Pour l’année 2022, il est ainsi prévu que les flux financiers entre l’État et la protection sociale s’élèvent à 364,2 milliards d’euros [4]. Il est également prévu que l’État prenne à sa charge le financement d’exonérations de cotisations sociales des employeurs mais surtout il est prévu au sein du PLF pour 2022 que l’État finance des prestations de protection sociale puisque 40,6 milliards d’euros de crédits budgétaires sont prévus dans le PLF pour 2022 au titre des prestations de protection sociale financées par l’État et opérées par des organismes de Sécurité sociale [5]. Ce montant est en augmentation de 4,8 % par rapport à la loi de finances initiale pour 2021 en raison de la recentralisation du RSA en Seine-Saint-Denis et de la progression dynamique de l’allocation aux adultes handicapés. Les subventions budgétaires aux régimes de protection sociale ou aux organismes participant à leur financement s’élèvent à 6,1 milliards d’euros dans le PLF pour 2022, soit une baisse de 0,2 milliards d’euros par rapport à ce qui était prévu l’année précédente. Le produit des prélèvements fiscaux affectés aux organismes de sécurité sociale en 2021 s’élèvera à 246,5 milliards d’euros, soit une augmentation de 5,7 % par rapport à l’exécution brute de 2020 dû en raison de l’effet de la reprise économique en 2021 sur les recettes à la suite de la crise sanitaire. Les prévisions des recettes en 2022 sont établies sur l’hypothèse d’un maintien de la reprise économique, et l’absence de nouvelles mesures de restriction liées à une reprise économique. Le produit des prélèvements fiscaux affectés aux organismes de sécurité sociale en 2022 progresserait de 3,1 %. La fraction de TVA affectée à la sécurité sociale atteindra 28,01 %, soit une évolution de 0,12 point par rapport à la fraction fixée à 27,89 % en 2021. L’État a également apporté des garanties financières à certains régimes de protection sociale conformément à l’article 34 de la Loi organique relative aux lois de finances (LOLF). La loi de finances pour 2022 prévoit également des crédits budgétaires dédiés au financement de la protection sociale à hauteur de 53,2 milliards d’euros répartis sur 17 des 32 missions du budget général de l’État.

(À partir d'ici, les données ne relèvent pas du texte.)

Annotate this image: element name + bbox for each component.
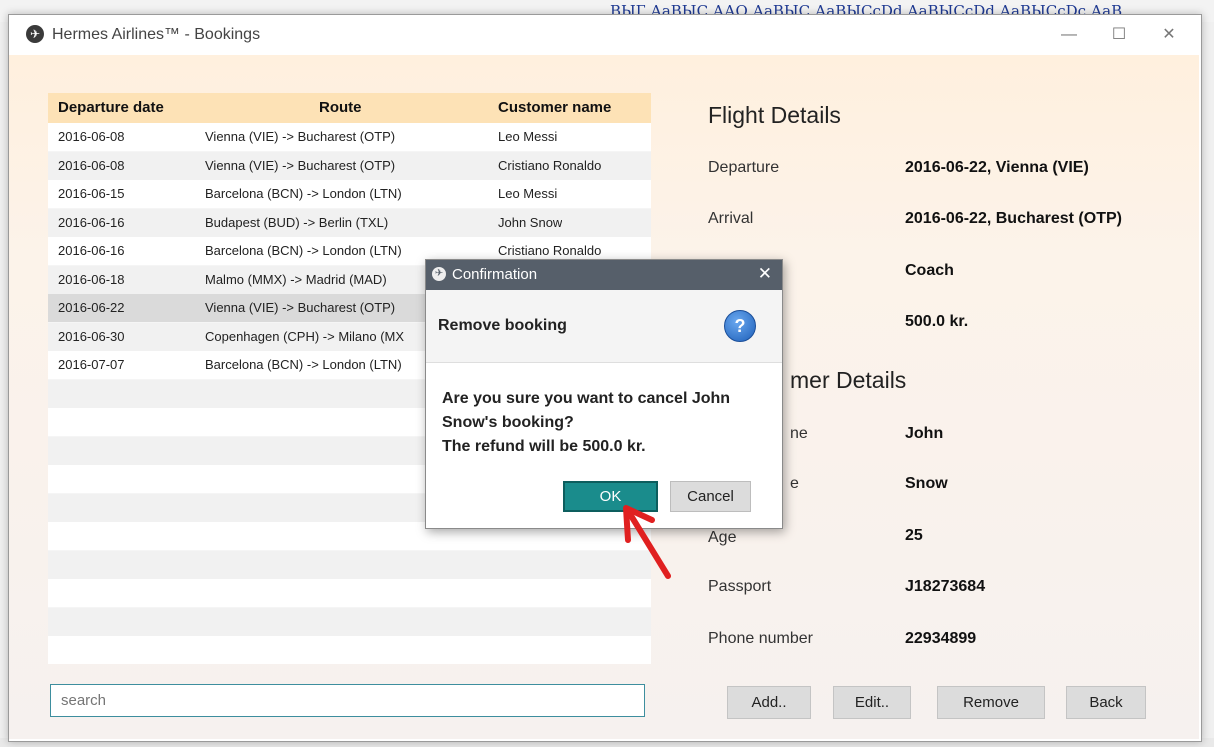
back-button[interactable]: Back [1066, 686, 1146, 719]
first-name-value: John [905, 425, 944, 442]
phone-label: Phone number [708, 630, 813, 647]
table-row[interactable]: 2016-06-16 Budapest (BUD) -> Berlin (TXL)… [48, 208, 651, 237]
window-titlebar: ✈ Hermes Airlines™ - Bookings — ☐ ✕ [9, 15, 1201, 55]
last-name-value: Snow [905, 475, 948, 492]
cell-route: Barcelona (BCN) -> London (LTN) [205, 357, 402, 372]
cell-departure-date: 2016-07-07 [58, 357, 125, 372]
cell-customer-name: Cristiano Ronaldo [498, 157, 602, 173]
background-app-right-edge [1200, 22, 1214, 738]
cell-route: Budapest (BUD) -> Berlin (TXL) [205, 214, 389, 230]
dialog-titlebar: ✈ Confirmation ✕ [426, 260, 782, 290]
arrival-label: Arrival [708, 210, 754, 227]
column-header-customer-name[interactable]: Customer name [498, 93, 611, 123]
table-header: Departure date Route Customer name [48, 93, 651, 124]
cell-route: Barcelona (BCN) -> London (LTN) [205, 243, 402, 258]
red-arrow-icon [623, 505, 671, 579]
dialog-message-line-3: The refund will be 500.0 kr. [442, 438, 646, 455]
table-row[interactable]: 2016-06-15 Barcelona (BCN) -> London (LTN… [48, 180, 651, 208]
dialog-message-line-2: Snow's booking? [442, 414, 574, 431]
cell-route: Vienna (VIE) -> Bucharest (OTP) [205, 300, 396, 315]
dialog-message: Are you sure you want to cancel John Sno… [442, 387, 772, 459]
cell-departure-date: 2016-06-08 [58, 157, 125, 173]
cell-departure-date: 2016-06-22 [58, 300, 125, 315]
remove-button[interactable]: Remove [937, 686, 1045, 719]
age-label: Age [708, 529, 737, 546]
departure-value: 2016-06-22, Vienna (VIE) [905, 159, 1089, 176]
edit-button[interactable]: Edit.. [833, 686, 911, 719]
customer-details-title: mer Details [790, 367, 907, 393]
question-icon: ? [724, 310, 756, 342]
airplane-icon: ✈ [432, 267, 446, 281]
cell-route: Copenhagen (CPH) -> Milano (MX [205, 328, 405, 344]
arrival-value: 2016-06-22, Bucharest (OTP) [905, 210, 1122, 227]
cell-departure-date: 2016-06-18 [58, 271, 125, 287]
price-value: 500.0 kr. [905, 313, 969, 330]
cell-route: Malmo (MMX) -> Madrid (MAD) [205, 271, 387, 287]
cell-departure-date: 2016-06-08 [58, 129, 125, 144]
empty-table-row [48, 550, 651, 579]
empty-table-row [48, 636, 651, 664]
cell-route: Vienna (VIE) -> Bucharest (OTP) [205, 157, 396, 173]
last-name-label: e [790, 475, 799, 492]
empty-table-row [48, 579, 651, 607]
cell-customer-name: John Snow [498, 214, 563, 230]
age-value: 25 [905, 527, 923, 544]
background-app-left-edge [0, 22, 8, 738]
cell-departure-date: 2016-06-16 [58, 243, 125, 258]
dialog-message-line-1: Are you sure you want to cancel John [442, 390, 731, 407]
flight-details-title: Flight Details [708, 102, 841, 128]
cell-departure-date: 2016-06-30 [58, 328, 125, 344]
departure-label: Departure [708, 159, 780, 176]
empty-table-row [48, 607, 651, 636]
dialog-header-text: Remove booking [438, 317, 567, 334]
cell-route: Vienna (VIE) -> Bucharest (OTP) [205, 129, 396, 144]
close-window-button[interactable]: ✕ [1149, 21, 1189, 49]
cancel-button[interactable]: Cancel [670, 481, 751, 512]
table-row[interactable]: 2016-06-08 Vienna (VIE) -> Bucharest (OTP… [48, 151, 651, 180]
add-button[interactable]: Add.. [727, 686, 811, 719]
passport-label: Passport [708, 578, 772, 595]
first-name-label: ne [790, 425, 808, 442]
cell-departure-date: 2016-06-16 [58, 214, 125, 230]
airplane-icon: ✈ [26, 25, 44, 43]
passport-value: J18273684 [905, 578, 986, 595]
cell-departure-date: 2016-06-15 [58, 186, 125, 201]
column-header-departure-date[interactable]: Departure date [58, 93, 164, 123]
phone-value: 22934899 [905, 630, 977, 647]
column-header-route[interactable]: Route [319, 93, 362, 123]
cell-customer-name: Leo Messi [498, 186, 558, 201]
table-row[interactable]: 2016-06-08 Vienna (VIE) -> Bucharest (OTP… [48, 123, 651, 151]
window-title: Hermes Airlines™ - Bookings [52, 26, 261, 43]
class-value: Coach [905, 262, 954, 279]
cell-route: Barcelona (BCN) -> London (LTN) [205, 186, 402, 201]
dialog-header: Remove booking ? [426, 290, 782, 363]
dialog-title: Confirmation [452, 266, 538, 283]
minimize-button[interactable]: — [1049, 21, 1089, 49]
maximize-button[interactable]: ☐ [1099, 21, 1139, 49]
search-input[interactable] [50, 684, 645, 717]
dialog-close-button[interactable]: ✕ [758, 265, 772, 283]
confirmation-dialog: ✈ Confirmation ✕ Remove booking ? Are yo… [425, 259, 783, 529]
cell-customer-name: Leo Messi [498, 129, 558, 144]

Après ces considérations plus générales, il convient également de mettre en avant l’article 5 de la loi de finances pour 2022 dans la mesure où il prévoit un mécanisme d’exonération de cotisations et contributions sociales sur les pourboires versés en 2022 et 2023. Inséré dans le projet de loi de finances au cours de son examen par l'Assemblée nationale en première lecture, par un amendement des députés approuvé par le Gouvernement, cette mesure est à destination des salariés. De plus, il est également prévu que ces sommes soient exonérées de l’impôt sur le revenu. L'objectif de cette exonération est de renforcer l'attractivité des professions salariées en contact avec la clientèle, en particulier après la perte d'intérêt des travailleurs pour ce secteur particulièrement touché par l'épidémie de Covid-19. Cette mesure vise ainsi principalement les hôtels, cafés et restaurants.

 

[1] A. Dort, Finances et fiscalité sociales, Lexbase Fiscal, janvier 2021, n° 849 (N° Lexbase : N5884BYL).

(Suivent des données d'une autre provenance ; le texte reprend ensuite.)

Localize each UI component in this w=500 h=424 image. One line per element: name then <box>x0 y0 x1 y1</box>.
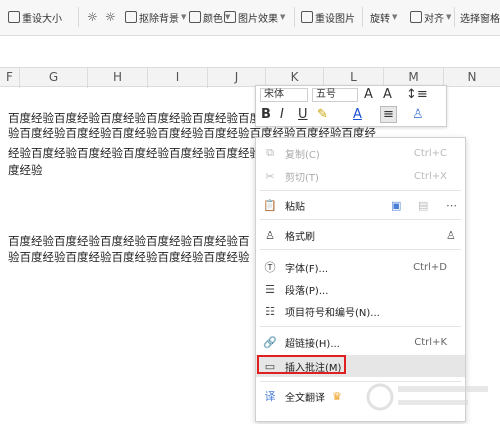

[2] Cons. const., décision n° 2021-832 DC, du 16 décembre 2021, Loi de financement de la Sécurité sociale pour 2022 (N° Lexbase : A36067GN).

[3] Cons. const., décision n° 2021-833 DC, du 28 décembre 2021, Loi de finances pour 2022 (N° Lexbase : A19777HP).

[4] Bilan des relations financières entre l’Etat et la protection sociale, Annexe au PLF pour 2022, p. 9.

[5] Bilan des relations financières entre l’Etat et la protection sociale, Annexe au PLF pour 2022, p. 17 et suivants.